When I became familiar with Affinity Designer it was a Apple-only application intended to be an illustrator's application. At that point we already had Adobe Illustrator dominating the market. Why do we need another illustration tool? There are tools built just for iPads and desktop illustration packages that focus on Wacom pen input. What does affinity bring to the party? In short, it takes the best features from common illustration apps, and reimagines workflows that save scores of steps, like the masking capabilities, the gradient tools, the vector illustration couples with a mostly non-destructive raster effects mode. And when you compare it to other tools like InkScape (a free tool) in it's short life it has deeply surpased the InkScape creative toolset and crushed the competition when it comes to listening to the user audience. But this isn't just a tool with promise. It is loaded with competitive professional features right now.
So what does it cost? First, understand that if you want Adobe Illustrator, you are going to pay $20 a month ($240/annually) to "rent" Illustrator at this point. When adobe made that decision, Affinity Designer didn't even exist. I imagine they thought they were the only truly professional tool on the market and so they could force everyone to rent their tools and what choice would they really have right? Enter: Affinity Designer. It costs $39.99 once and you OWN IT! You are not renting it. It's yours at that price. And this tool is award winning (Apple awarded it for it's innovation).
In addition to that they have an amazing photo editing tool, Affinity Photo, and that tool is just as stunning. If ever there was a competitor to Adobe PhotoShop, that tool would be Affinity Photo. And it works on Windows now as well (both Photo and Designer), so cross collaboration is even easier. And promised in the next months is a desktop publishing solution to compete with Adobe inDesign!
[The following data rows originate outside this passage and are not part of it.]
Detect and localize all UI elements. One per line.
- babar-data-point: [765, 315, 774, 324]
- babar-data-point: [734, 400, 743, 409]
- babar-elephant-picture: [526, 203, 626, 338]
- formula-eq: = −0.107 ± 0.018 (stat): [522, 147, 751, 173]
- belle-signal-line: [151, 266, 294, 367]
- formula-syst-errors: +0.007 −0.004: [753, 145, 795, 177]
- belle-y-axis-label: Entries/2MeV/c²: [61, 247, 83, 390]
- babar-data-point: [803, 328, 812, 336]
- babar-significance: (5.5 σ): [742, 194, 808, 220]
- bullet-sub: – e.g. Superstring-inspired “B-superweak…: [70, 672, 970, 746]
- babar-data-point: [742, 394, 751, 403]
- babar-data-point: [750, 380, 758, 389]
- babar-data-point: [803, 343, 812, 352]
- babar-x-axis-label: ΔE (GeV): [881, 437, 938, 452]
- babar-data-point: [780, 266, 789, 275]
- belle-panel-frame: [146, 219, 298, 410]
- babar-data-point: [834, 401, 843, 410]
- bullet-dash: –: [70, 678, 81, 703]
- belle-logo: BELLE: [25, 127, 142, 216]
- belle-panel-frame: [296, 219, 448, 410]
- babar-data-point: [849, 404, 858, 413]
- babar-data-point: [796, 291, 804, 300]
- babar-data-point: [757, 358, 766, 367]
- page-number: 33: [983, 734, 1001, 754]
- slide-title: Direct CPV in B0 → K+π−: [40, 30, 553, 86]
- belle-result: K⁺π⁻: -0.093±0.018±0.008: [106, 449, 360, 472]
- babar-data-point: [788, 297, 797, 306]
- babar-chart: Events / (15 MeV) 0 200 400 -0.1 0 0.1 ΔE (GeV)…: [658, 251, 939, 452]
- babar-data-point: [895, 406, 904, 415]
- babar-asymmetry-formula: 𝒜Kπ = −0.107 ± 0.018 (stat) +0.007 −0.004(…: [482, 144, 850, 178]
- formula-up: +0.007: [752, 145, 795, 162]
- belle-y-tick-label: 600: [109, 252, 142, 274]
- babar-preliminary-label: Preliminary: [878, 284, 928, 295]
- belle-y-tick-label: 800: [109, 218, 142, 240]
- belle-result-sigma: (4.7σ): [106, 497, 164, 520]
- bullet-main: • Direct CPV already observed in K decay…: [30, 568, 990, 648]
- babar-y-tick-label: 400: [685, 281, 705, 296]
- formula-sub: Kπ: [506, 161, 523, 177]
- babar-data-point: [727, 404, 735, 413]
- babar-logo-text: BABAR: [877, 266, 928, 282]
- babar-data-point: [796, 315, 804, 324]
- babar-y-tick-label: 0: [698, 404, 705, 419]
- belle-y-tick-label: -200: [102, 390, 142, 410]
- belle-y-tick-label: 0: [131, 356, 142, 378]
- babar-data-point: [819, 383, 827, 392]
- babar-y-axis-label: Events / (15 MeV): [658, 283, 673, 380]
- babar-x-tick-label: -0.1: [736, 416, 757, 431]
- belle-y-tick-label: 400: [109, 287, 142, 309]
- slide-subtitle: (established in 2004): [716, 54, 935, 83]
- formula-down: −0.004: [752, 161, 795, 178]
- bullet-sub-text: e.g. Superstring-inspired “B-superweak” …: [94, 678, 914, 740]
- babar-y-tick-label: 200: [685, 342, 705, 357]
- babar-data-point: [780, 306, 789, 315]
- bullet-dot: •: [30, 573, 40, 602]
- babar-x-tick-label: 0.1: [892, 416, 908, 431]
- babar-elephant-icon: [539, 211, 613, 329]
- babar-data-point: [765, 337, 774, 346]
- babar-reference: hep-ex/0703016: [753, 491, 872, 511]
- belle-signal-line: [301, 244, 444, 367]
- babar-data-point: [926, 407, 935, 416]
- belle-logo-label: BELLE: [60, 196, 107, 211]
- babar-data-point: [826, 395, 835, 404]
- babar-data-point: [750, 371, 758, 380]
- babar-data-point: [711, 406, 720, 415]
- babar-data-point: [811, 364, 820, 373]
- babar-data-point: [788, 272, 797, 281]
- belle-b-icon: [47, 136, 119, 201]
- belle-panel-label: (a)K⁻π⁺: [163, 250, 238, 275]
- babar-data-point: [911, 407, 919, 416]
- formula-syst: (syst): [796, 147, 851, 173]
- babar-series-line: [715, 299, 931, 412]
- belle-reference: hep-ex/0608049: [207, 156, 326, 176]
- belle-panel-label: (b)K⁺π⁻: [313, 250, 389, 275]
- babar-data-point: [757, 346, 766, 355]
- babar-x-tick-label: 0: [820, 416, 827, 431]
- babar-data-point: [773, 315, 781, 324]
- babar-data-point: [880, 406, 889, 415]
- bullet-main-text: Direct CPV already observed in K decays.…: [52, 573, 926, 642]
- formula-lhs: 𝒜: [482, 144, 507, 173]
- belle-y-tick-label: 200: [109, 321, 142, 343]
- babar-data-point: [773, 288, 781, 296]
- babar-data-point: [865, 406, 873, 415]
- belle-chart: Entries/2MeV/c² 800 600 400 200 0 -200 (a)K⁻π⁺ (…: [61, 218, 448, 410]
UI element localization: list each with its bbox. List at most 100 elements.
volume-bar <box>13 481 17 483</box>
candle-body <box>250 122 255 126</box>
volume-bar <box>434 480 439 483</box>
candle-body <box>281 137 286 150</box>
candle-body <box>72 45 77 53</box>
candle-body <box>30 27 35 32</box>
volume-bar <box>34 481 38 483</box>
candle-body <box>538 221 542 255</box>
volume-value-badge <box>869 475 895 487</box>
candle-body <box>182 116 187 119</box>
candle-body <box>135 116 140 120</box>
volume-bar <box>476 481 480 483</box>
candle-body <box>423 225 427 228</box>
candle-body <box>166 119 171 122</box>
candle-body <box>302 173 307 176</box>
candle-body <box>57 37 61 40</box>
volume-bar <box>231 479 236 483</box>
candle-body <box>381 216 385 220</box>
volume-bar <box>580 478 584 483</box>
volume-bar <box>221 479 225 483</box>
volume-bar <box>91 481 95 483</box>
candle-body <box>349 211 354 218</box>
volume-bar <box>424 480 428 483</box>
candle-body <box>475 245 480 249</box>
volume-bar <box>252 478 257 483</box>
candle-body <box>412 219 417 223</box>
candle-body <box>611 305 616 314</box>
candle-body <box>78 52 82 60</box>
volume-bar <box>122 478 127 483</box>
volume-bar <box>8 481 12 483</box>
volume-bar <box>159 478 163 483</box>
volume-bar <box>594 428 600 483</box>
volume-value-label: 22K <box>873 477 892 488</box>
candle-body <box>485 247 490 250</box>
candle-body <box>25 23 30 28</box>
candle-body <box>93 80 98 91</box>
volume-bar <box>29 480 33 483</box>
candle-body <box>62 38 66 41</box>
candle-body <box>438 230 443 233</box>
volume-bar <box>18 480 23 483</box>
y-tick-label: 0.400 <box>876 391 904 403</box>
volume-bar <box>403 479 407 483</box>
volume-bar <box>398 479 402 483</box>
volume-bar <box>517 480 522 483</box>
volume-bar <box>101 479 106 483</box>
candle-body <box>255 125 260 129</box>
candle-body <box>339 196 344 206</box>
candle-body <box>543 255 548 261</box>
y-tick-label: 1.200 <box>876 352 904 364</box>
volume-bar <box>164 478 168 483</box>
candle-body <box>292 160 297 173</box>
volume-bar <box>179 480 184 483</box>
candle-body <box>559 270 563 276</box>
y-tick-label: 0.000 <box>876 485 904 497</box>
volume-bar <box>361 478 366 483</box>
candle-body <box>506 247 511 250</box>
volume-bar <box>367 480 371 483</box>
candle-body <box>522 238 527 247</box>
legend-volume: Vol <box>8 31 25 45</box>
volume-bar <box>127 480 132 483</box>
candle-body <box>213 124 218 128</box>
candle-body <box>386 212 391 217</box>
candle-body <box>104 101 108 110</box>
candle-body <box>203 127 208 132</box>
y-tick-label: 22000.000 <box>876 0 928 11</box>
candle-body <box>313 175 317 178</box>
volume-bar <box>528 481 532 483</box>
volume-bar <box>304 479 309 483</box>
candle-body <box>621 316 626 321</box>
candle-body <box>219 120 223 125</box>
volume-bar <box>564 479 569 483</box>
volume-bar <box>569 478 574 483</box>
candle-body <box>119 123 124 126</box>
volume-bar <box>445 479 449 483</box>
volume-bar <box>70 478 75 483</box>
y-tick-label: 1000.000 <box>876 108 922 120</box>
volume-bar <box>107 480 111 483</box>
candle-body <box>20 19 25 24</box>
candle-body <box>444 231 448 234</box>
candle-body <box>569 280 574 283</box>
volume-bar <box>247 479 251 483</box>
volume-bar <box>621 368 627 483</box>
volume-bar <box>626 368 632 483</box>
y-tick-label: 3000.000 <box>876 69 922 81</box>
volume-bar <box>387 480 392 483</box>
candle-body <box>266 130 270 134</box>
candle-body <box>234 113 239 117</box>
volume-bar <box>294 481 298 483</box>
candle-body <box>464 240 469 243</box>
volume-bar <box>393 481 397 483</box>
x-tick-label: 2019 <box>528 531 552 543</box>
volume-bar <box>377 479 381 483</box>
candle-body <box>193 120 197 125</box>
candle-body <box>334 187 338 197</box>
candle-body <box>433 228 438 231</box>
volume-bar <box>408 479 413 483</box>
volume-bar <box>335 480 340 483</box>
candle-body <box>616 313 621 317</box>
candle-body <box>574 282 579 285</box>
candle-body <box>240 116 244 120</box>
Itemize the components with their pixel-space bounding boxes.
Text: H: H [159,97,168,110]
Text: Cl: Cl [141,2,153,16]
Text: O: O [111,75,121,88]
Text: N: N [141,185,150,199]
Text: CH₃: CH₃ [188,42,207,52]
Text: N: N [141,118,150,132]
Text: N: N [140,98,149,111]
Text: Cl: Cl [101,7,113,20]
Frankly, I cannot wait.
UX Application Design
So this is the reason I am here writing today. Because in the latest updates to designer, Affinity has taken their amazing designer tools and made it into an amazing competitor to Sketch. About a year ago I went through some Sketch training to learn how to design apps using Sketch and I loved the tools and workflow for designing app pages. Clearly, Affinity saw that it's workflows matched the innovation going on over at Sketch and decided to make some symbol tweaks and create an elegant workflow for designing mobile apps. Here is a tutorial I've been working through lately and I love that this vector illustration tool has the pixel precision needed to be a real app design tool. The snapping, grids and alignment tools make you want to drool. And mixing some best practices around pixel positioning, allowing color scales to present in RGB HEX, means you aren't trying to create in tools at the wrong resolution where you assets to not transfer to the real world correctly.
My dream is that Affinity will work with InVision, the online application prototyping tool, to introspect the Affinity file formats the way they are able to read PhotoShop and Sketch files today. Frankly, I think that InVision and Affinity Designer would be a massive 1+2 punch to an industry that needs more competition in their tools marketplace.